O ser humano é um animal desamparado. Bebês e crianças necessitam de um ambiente suficientemente aprazível para se tornar adolescentes e adultos saudáveis. Precisam de cuidados físicos, atenção, presença, carinho equilíbrio emocional e tempo de suas figuras parentais. Cada um de nós depende da participação da mãe – ou de um substituto materno – desde os primeiros instantes de vida até os primeiros anos, numa relação íntima até que a separação sem danos seja possível. A criança precisa perceber as separações que vão acontecendo, de início curtas e não brutais, até que possam ser maiores, sem traumas.
Mães e pais não podem relativizar a dependência do bebê e da criança. Num período de intenso contato, preocupação com a nutrição, a higiene, o andar, a fala, o ambiente em torno, a parte afetiva e emocional é de suma importância. Isso não acontecendo, o desenvolvimento posterior ficará prejudicado. Distanciamentos e afastamentos intensos marcarão a psique e o consequente comportamento do sujeito. Bebês e crianças pequenas têm necessidades concretas e específicas que devem ser saciadas por adultos empáticos, responsáveis e amorosos.
Porque não nos atemos apenas à natureza biológica e somos inseridos no mundo da linguagem e da cultura, para bebês e crianças pequenas, o mundo é vivido como uma série de experiências profundas e intensas. O psicanalista inglês D. W. Winnicott afirma que o mundo que a família compartilha com a criança é também o seu próprio mundo imaginativo e é exatamente por causa disso que ela o experimenta de modo por vezes doloroso. O mundo real tem muito a oferecer à criança, desde que o ambiente em que ela viva seja sadio. Mães e pais não são e não têm como ser perfeitos, mas devem ter desejado a criança e devem amá-la, dentro de suas próprias possibilidades psíquicas.
Todo o desenvolvimento e a saúde mental do sujeito dependem da maneira como foi recebido e tratado nos seus primeiros anos de vida. Assim, o mundo e a vida são percebidos pela criança: ou como algo agradável e amplo a ser desejado e conquistado ou como hostil e agressivo a ser rejeitado e destruído. Mães e pais suficientemente saudáveis e equilibrados dão início e prosseguem por muitos anos ainda a apresentar ao filho o mundo e a vida em doses homeopáticas, capazes de serem apreendidas, elaboradas e vividas tanto interna quanto externamente. O sujeito constrói o que pensa, sente e deseja a partir do que recebeu das figuras parentais e de seu entorno.

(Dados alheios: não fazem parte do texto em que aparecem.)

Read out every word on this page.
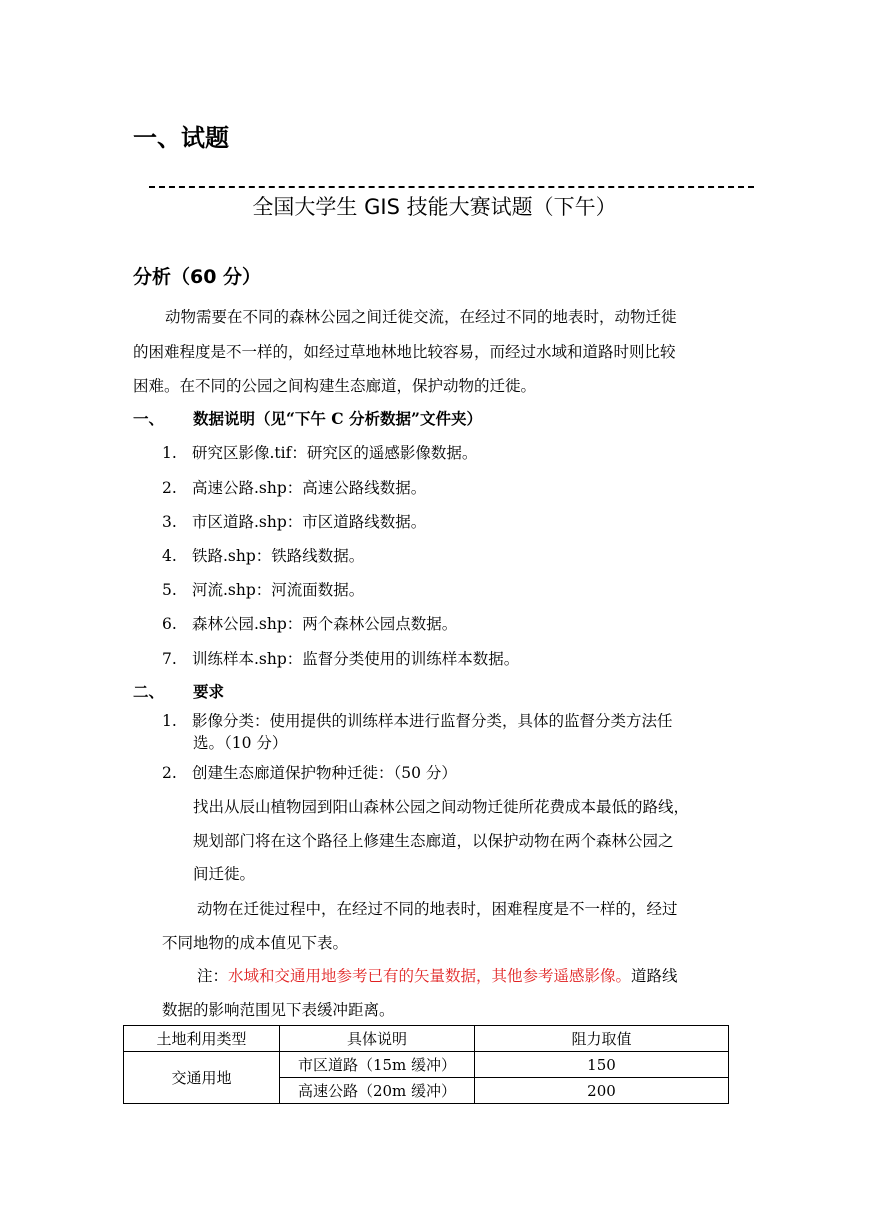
一、试题
全国大学生 GIS 技能大赛试题（下午）
分析（60 分）
动物需要在不同的森林公园之间迁徙交流，在经过不同的地表时，动物迁徙
的困难程度是不一样的，如经过草地林地比较容易，而经过水域和道路时则比较
困难。在不同的公园之间构建生态廊道，保护动物的迁徙。
一、 数据说明（见“下午 C 分析数据”文件夹）
1. 研究区影像.tif：研究区的遥感影像数据。
2. 高速公路.shp：高速公路线数据。
3. 市区道路.shp：市区道路线数据。
4. 铁路.shp：铁路线数据。
5. 河流.shp：河流面数据。
6. 森林公园.shp：两个森林公园点数据。
7. 训练样本.shp：监督分类使用的训练样本数据。
二、 要求
1. 影像分类：使用提供的训练样本进行监督分类，具体的监督分类方法任
选。（10 分）
2. 创建生态廊道保护物种迁徙：（50 分）
找出从辰山植物园到阳山森林公园之间动物迁徙所花费成本最低的路线，
规划部门将在这个路径上修建生态廊道，以保护动物在两个森林公园之
间迁徙。
动物在迁徙过程中，在经过不同的地表时，困难程度是不一样的，经过
不同地物的成本值见下表。
注：水域和交通用地参考已有的矢量数据，其他参考遥感影像。道路线
数据的影响范围见下表缓冲距离。
土地利用类型	具体说明	阻力取值
交通用地	市区道路（15m 缓冲）	150
	高速公路（20m 缓冲）	200
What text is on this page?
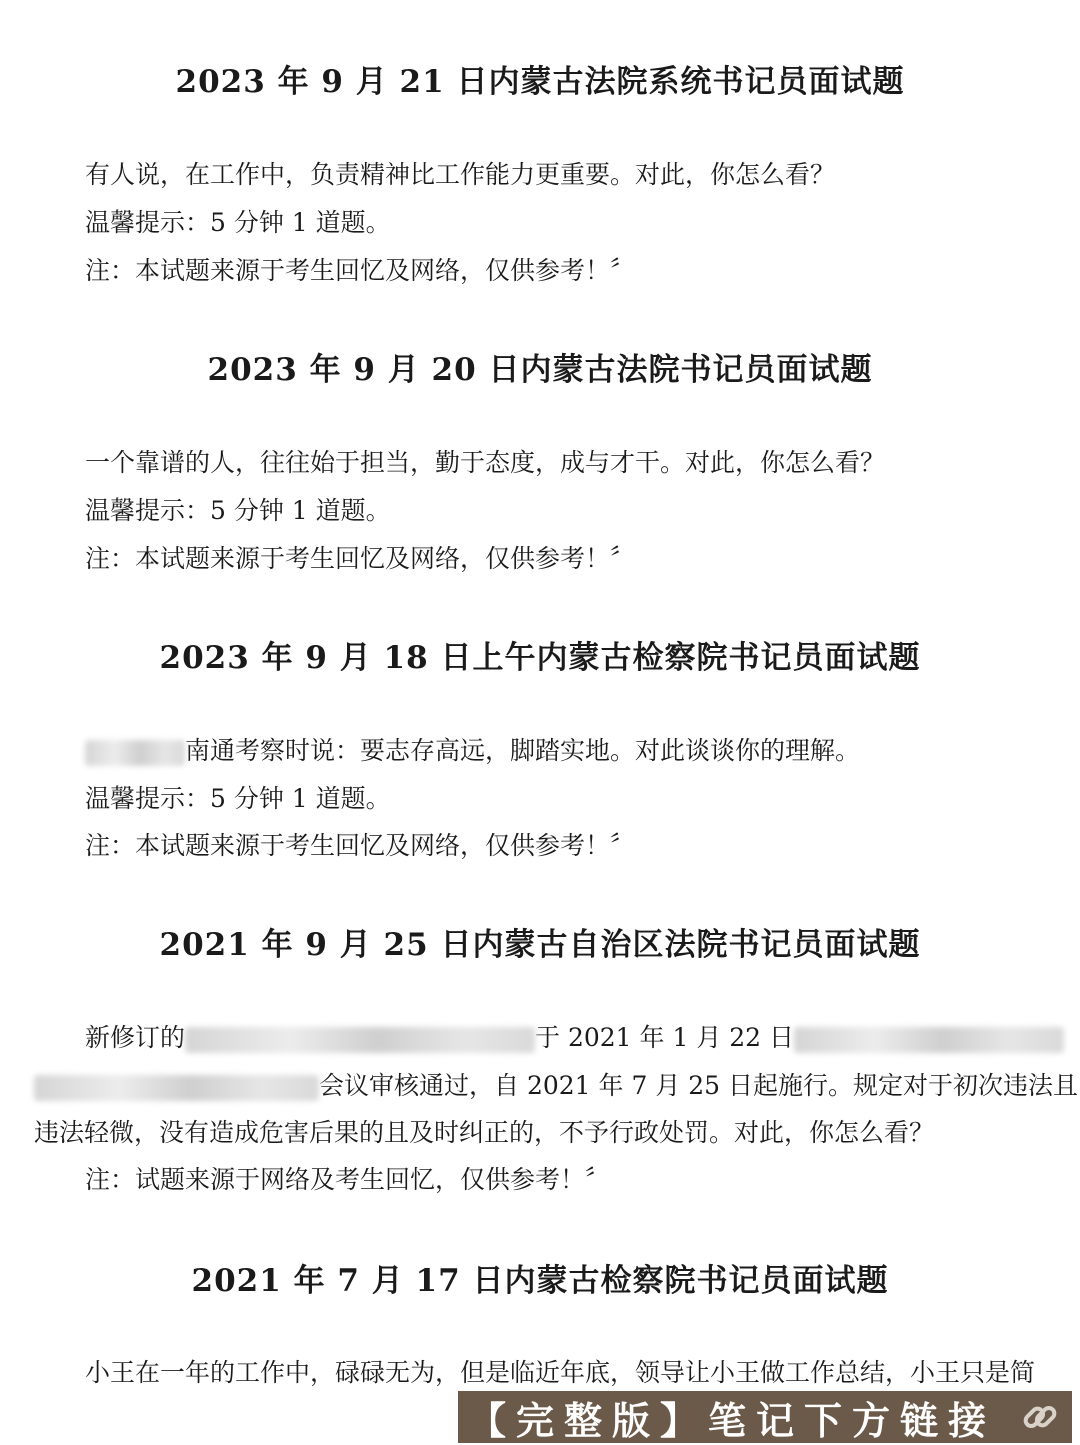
2023 年 9 月 21 日内蒙古法院系统书记员面试题
有人说，在工作中，负责精神比工作能力更重要。对此，你怎么看？
温馨提示：5 分钟 1 道题。
注：本试题来源于考生回忆及网络，仅供参考！〞
2023 年 9 月 20 日内蒙古法院书记员面试题
一个靠谱的人，往往始于担当，勤于态度，成与才干。对此，你怎么看？
温馨提示：5 分钟 1 道题。
注：本试题来源于考生回忆及网络，仅供参考！〞
2023 年 9 月 18 日上午内蒙古检察院书记员面试题
南通考察时说：要志存高远，脚踏实地。对此谈谈你的理解。
温馨提示：5 分钟 1 道题。
注：本试题来源于考生回忆及网络，仅供参考！〞
2021 年 9 月 25 日内蒙古自治区法院书记员面试题
新修订的	于 2021 年 1 月 22 日
会议审核通过，自 2021 年 7 月 25 日起施行。规定对于初次违法且
违法轻微，没有造成危害后果的且及时纠正的，不予行政处罚。对此，你怎么看？
注：试题来源于网络及考生回忆，仅供参考！〞
2021 年 7 月 17 日内蒙古检察院书记员面试题
小王在一年的工作中，碌碌无为，但是临近年底，领导让小王做工作总结，小王只是简
【完整版】笔记下方链接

W. Winnicott enfatiza que toda a nossa capacidade de ser feliz e plenamente realizado enquanto adultos – sujeitos de linguagem e de desejo – vai depender, além de muitos fatores, do tempo da infância até os seis anos de idade (mas, especialmente, do primeiro ano) e de uma pessoa que exerça a função materna. No entanto, sabemos que não somos estruturados apenas pela mãe. Precisamos do pai, ou de alguém que exerça a função paterna, para nomear o filho e ser por ele nomeado. Quando o pai diz “você é meu filho”, tira o filho do anonimato da espécie e o introduz no mundo da lei e do desejo. Ou seja, na vida humana como tal.
Toda a lógica do pensamento psicanalítico impõe razões práticas, mas vou me ater apenas a uma: a criança não deve ser terceirizada. Muitos pais hoje, mergulhados no discurso capitalista e no consumismo exacerbado, acreditam que podem remeter a terceiros a responsabilidade que lhes é atribuída como mãe e/ou pai. A criança não precisa apenas de alimento ou de quem lhe troque as fraldas: precisa de calor humano, afeto, relação, prazer e serenidade. Negligências, abandonos ou maus tratos, nesses primeiros anos, são desastrosos. É mais um ser humano fadado ao sofrimento psíquico e ao abandono de si mesmo.
Às vezes, um relacionamento terceirizado pode dar certo. Mas o mais comum é que não dê. Além dos problemas já aludidos, não podemos nos esquecer que outros certamente ocorrem. Quem orienta a criança? Quem a interdita, impondo-lhe normas, regras e leis? Babás e professores não são preparados para isso. Menos ainda toda a parafernália midiática. Produtos eletrônicos ou presentes materiais não substituirão o amor que o sujeito necessita. Sendo a maternidade e a paternidade no ser humano frutos de um desejo autêntico, fica a pergunta: todo adulto deve procriar?